Should TXU be purchased by a private company and expand operations to other states, it could challenge regulators' authority to monitor the company's full activities across business units, and threaten their access to all of TXU's financial data, the GF Energy report shows.

TXU became an especially attractive target for KKR and TPG when Congress gave utilities the right to sell to private, out-of-state investors. Yet, the government hasn't created a regulatory framework that would offer the same protections to consumers in multiple states, the report says.

Top brass at the buyout companies and Mr. Wilder, the chief executive of TXU, had been kicking around the idea of a deal for years. The investors mostly thought about acquiring one of TXU's businesses, not buying the whole company, Mr. Wilder said in the Feb. 26 interview.

That was the day the buyout group made their offer of $69.25 a share, higher than TXU stock had ever traded.

"I think just the depth of the capital markets and the amount of liquidity they could access, I think it opened up their eyes that they could potentially be a corporate investor in TXU, and then use TXU as their vehicle to invest capital in the energy infrastructure in the future,"
Mr.
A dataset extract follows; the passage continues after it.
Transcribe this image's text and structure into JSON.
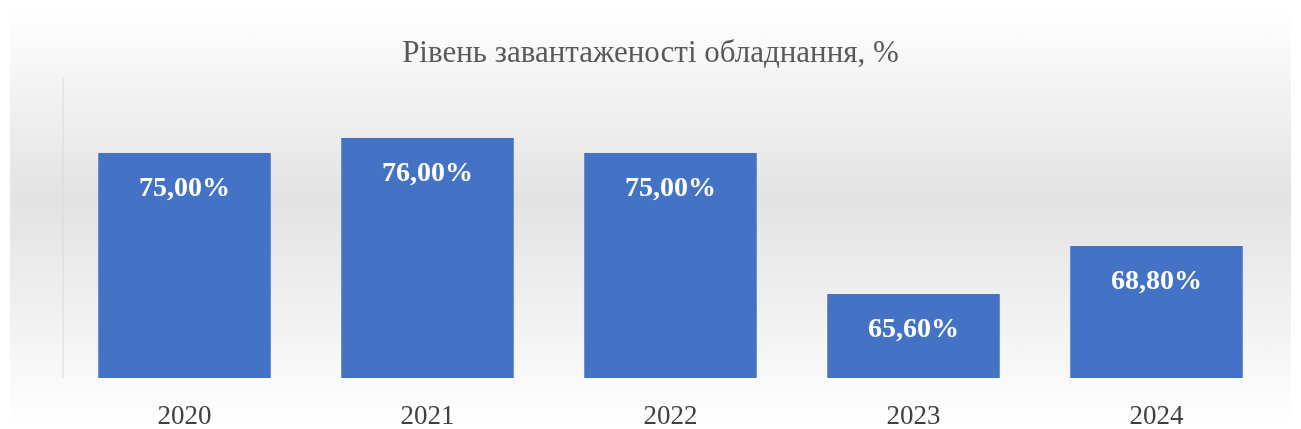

Wilder said in the interview.

The investors won the right to buy the whole company in 2005, when Congress repealed the Public Utility Holding Company Act. The act had blocked out-of-state, private, nonutility investors from buying power companies.

But there's no regulatory structure meant to protect all consumers equally if an out-of-state company exercises its right to buy a utility and expand it to many states, according to the report by GF Energy.

The buyout must gain permission from the Federal Energy Regulatory Commission, which is "broadly disposed to approve almost any merger," the report states, and has done so before state regulators could act.

The proposed TXU deal must go before the Public Utility Commission of Texas for a review of the buyout's impact on the regulated power-line business unit, Oncor. The PUC still sets rates for that.

The commission has a more limited, fuzzy role in overseeing the deregulated wholesale and retail markets.

"Ownership of utilities by a holding company or by private entities raises concerns over transparency," the report states. "While most utilities are required by state law to file reports detailing operations and some level of finance, the existence of multiple layers of regulated, unregulated, and holding companies – especially those straddling multiple states – makes this more difficult."